レアアースやニッケル、コバルトなどの重要鉱物は、EV・半導体・再エネなどの基幹産業に不可欠です。 しかし、世界の精製工程の多くが中国に集中しており、輸出規制や地政学リスクが高まっています。
- 中国の重要鉱物輸出制限が懸念材料になっている
- サプライチェーンの集中が川下産業に影響するとの認識を日豪が共有
日本はレアアース禁輸(2010年)で痛い経験があり、豪州は資源大国。 両国の利害が一致し、協力強化が加速しています。
エネルギー供給網の不安定化(中東情勢)
中東情勢の緊張が続き、エネルギー供給への不安が高まっています。
- 両首脳は中東情勢を踏まえ、エネルギー協力強化で一致
日本は LNG の約4割、石炭の約6割を豪州から輸入しており、 豪州は日本にとって“最重要の安定供給国”。 その関係をさらに強固にする狙いがあります。
経済安全保障(経済安保)を軸にした同盟強化
今回の声明は、単なる資源協力ではなく、経済安全保障の枠組みとして格上げされています。
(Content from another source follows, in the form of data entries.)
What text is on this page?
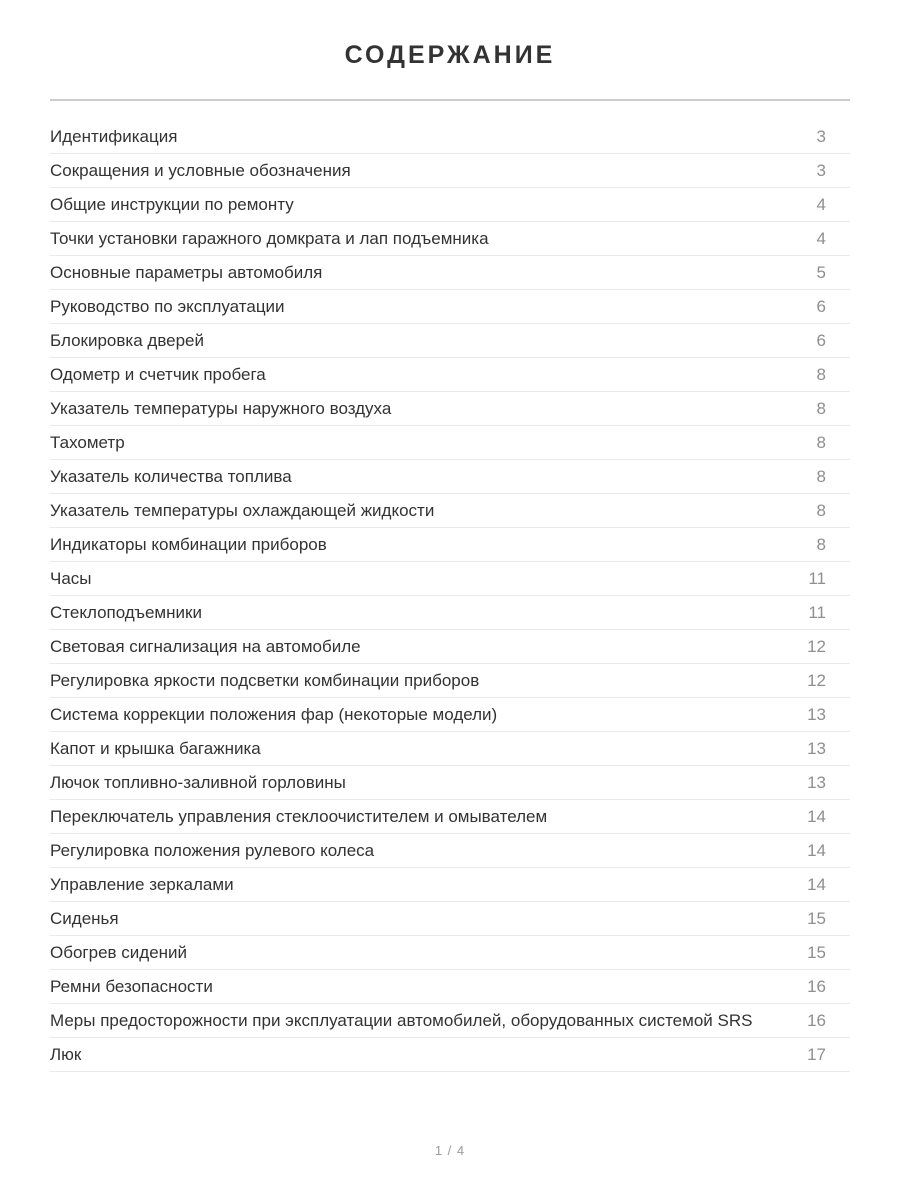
СОДЕРЖАНИЕ
Идентификация	3
Сокращения и условные обозначения	3
Общие инструкции по ремонту	4
Точки установки гаражного домкрата и лап подъемника	4
Основные параметры автомобиля	5
Руководство по эксплуатации	6
Блокировка дверей	6
Одометр и счетчик пробега	8
Указатель температуры наружного воздуха	8
Тахометр	8
Указатель количества топлива	8
Указатель температуры охлаждающей жидкости	8
Индикаторы комбинации приборов	8
Часы	11
Стеклоподъемники	11
Световая сигнализация на автомобиле	12
Регулировка яркости подсветки комбинации приборов	12
Система коррекции положения фар (некоторые модели)	13
Капот и крышка багажника	13
Лючок топливно-заливной горловины	13
Переключатель управления стеклоочистителем и омывателем	14
Регулировка положения рулевого колеса	14
Управление зеркалами	14
Сиденья	15
Обогрев сидений	15
Ремни безопасности	16
Меры предосторожности при эксплуатации автомобилей, оборудованных системой SRS	16
Люк	17
1 / 4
- 重要鉱物を日豪の経済安保の中核に位置付けると共同声明で明記
- 地政学的緊張時には情報共有・協議で対応する枠組みを確認
つまり、資源確保=国家安全保障という位置づけです。
具体的な協力内容:6つの優先プロジェクトに政府支援
日豪は 6つの重要鉱物プロジェクトを優先指定し、 日本政府・豪州政府が助成・投資を行うことを明記しました。
- 豪州は最大13億豪ドル、日本は約3.7億豪ドルを支援
- レアアース(ライナス)、ガリウム、マグネシウム、蛍石、ニッケルなどが対象
これは、単なる民間投資ではなく、政府主導で供給網を作るという強い意思の表れです。
TPP・AZECなど多国間枠組みとの連動
今回の協力は、広域経済圏の安定化とも連動しています。
- TPPやAZECを通じた供給網構築で協力強化
日本・豪州はインド太平洋地域の経済秩序を支える主要国であり、 その中核に「重要鉱物」が位置づけられました。
🔍 まとめ:このニュースが意味するもの
日本にとっては「脱中国依存」+「産業基盤の強化」 豪州にとっては「資源輸出の高度化」+「戦略的パートナー強化」
両国にとってウィンウィンであり、 今後10〜20年の産業競争力を左右する“基盤づくり”と言えます。
⭐日豪が重要鉱物で協力強化。
背景は
・中国依存リスク
・中東情勢でエネルギー不安
・経済安全保障の時代へ この3つ。
“資源=安全保障”が完全に現実になった。 静かに世界が組み替わってる。